Another description that I came across seems to capture this biological or non-digital aesthetic of topological music that I’m attempting to describe: “His sounds actually sound like things”, wrote Marc Masters in a review of Becker’s album. This description also matches how I feel listening to Autechre’s recent work. These strange new musical forms express a kind of internal mechanism that gives them a feeling of natural variation as well as a sense of coherence or family resemblance.
This topological music seems to share a similar rejection of sterile digital sounds with the musicians in Carr’s article. In both cases, the resulting music can be characterised as having hallmarks of complexity – greater variation of sonic materials and more complicated texture and structure. But the response to “computer fatigue” by the topological musicians contrasts with the work of those who choose the lo-fi approach as the solution. The critical difference is that the topological musics continue to use the computer and digital techniques. The topological techniques that DeLanda proposes, such as genetic algorithms, are forms of generative music composition. Philip Galanter’s definition of generative art provides a clear and concise way of understanding what generative methods involve:
Generative art refers to any art practice where the artist uses a system, such as a set of natural language rules, a computer program, a machine, or other procedural invention, which is set into motion with some degree of autonomy contributing to or resulting in a completed work of art. (2003, What Is Generative Art?)
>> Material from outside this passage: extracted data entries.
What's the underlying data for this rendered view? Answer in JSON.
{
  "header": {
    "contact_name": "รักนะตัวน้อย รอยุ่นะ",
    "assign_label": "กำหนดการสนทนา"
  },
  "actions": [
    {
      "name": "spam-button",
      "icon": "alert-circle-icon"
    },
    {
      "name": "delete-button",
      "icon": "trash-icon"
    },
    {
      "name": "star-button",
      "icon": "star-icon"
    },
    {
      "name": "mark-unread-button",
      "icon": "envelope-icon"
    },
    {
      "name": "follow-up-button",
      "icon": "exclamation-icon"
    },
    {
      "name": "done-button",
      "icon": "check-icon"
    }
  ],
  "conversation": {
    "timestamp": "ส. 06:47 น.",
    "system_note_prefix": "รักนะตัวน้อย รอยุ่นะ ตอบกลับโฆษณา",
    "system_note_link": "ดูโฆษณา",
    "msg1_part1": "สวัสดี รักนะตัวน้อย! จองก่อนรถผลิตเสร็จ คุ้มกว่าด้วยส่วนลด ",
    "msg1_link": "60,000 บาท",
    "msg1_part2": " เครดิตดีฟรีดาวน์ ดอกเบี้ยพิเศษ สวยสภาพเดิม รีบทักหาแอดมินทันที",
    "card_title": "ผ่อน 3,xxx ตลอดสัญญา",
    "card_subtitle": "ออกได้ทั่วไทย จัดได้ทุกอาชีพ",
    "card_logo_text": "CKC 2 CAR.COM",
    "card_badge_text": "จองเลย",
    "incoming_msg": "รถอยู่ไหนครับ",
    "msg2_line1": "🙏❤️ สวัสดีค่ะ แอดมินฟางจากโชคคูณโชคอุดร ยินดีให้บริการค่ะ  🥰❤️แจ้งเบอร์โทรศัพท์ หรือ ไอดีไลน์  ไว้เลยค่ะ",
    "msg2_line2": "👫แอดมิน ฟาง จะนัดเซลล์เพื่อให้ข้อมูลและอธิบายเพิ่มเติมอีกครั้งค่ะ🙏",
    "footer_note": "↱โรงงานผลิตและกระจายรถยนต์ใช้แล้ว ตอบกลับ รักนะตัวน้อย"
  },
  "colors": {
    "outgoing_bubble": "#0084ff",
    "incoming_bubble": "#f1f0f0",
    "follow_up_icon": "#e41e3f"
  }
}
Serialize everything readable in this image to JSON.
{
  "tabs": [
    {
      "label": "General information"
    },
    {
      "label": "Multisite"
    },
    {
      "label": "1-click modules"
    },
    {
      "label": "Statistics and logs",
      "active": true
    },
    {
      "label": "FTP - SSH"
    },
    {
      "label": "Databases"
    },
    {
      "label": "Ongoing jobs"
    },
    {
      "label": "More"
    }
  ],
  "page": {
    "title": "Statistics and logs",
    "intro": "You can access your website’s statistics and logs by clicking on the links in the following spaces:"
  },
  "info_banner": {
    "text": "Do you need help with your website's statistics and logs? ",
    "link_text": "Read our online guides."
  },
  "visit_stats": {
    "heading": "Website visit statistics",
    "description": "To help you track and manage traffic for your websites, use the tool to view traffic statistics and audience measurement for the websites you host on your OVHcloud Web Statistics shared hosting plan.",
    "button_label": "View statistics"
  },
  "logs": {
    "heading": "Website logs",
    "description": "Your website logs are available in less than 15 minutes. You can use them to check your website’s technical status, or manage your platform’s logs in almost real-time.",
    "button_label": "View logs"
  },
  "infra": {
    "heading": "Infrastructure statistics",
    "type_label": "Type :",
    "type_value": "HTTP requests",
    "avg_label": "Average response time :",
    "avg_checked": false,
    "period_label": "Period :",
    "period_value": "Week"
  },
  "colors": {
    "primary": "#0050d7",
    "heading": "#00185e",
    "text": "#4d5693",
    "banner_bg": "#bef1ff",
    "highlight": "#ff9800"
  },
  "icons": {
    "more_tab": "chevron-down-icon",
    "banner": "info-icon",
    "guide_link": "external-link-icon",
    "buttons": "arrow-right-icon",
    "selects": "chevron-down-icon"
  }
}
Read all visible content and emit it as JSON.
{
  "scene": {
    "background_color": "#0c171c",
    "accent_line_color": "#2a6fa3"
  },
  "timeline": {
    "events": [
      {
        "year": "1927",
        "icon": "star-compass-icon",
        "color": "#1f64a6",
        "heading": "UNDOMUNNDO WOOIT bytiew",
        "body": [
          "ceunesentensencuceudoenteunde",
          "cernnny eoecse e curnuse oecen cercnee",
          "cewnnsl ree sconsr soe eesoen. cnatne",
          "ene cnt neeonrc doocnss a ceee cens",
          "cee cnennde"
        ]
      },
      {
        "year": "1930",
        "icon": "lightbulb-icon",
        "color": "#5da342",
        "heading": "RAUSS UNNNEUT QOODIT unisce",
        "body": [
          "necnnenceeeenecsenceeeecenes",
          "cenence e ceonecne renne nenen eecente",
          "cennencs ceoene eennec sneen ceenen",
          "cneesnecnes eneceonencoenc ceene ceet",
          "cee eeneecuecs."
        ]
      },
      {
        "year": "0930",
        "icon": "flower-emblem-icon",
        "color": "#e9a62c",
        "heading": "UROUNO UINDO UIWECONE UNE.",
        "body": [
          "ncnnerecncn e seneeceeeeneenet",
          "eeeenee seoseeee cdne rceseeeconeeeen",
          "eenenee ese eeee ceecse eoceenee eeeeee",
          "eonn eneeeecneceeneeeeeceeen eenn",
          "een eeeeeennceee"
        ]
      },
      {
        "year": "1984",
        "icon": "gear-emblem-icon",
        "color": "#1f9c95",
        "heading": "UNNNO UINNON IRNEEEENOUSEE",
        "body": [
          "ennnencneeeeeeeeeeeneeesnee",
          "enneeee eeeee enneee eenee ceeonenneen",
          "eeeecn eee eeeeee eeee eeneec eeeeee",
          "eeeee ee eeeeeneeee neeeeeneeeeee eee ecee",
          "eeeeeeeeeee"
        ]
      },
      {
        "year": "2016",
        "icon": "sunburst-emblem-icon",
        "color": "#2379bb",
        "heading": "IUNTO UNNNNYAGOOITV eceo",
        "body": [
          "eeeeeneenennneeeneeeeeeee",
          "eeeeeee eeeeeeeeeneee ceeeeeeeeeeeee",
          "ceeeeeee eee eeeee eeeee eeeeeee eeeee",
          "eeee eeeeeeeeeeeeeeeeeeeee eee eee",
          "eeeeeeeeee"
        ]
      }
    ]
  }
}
The key element is that the artist gives some amount of creative control to the system. By this definition, strictly speaking, the strategies used by those musicians who have returned to lo-fi methods are also generative, though mainly at the lower level of sound structure rather than compositional structure. An instrument or method that produces sounds that vary in an unpredictable way constitutes a form of generative music system, because the musician is allowing the method to contribute some of its own characteristics. In effect, the system makes some of the creative decisions. In a digital system, these decisions would first have to be thought up and then programmed into the system. Because digital methods have to be instructed what to do, variation and surprise is more difficult to achieve. So, the return to lo-fi methods and the adoption of evolutionary digital techniques represent two forms of generative music that seek to avoid the condition of computer fatigue. They choose different routes to solve that problem, but in both cases a search for greater sonic complexity can be seen to motivate the creation of new music.
Nathan Thomas also wrote a response to Kate Carr’s article, Nature and the Nature-Like: A Response to the Computer-Fatigued, which questions the usefulness of authenticity or ‘reality’ as the dividing line between digital and analogue.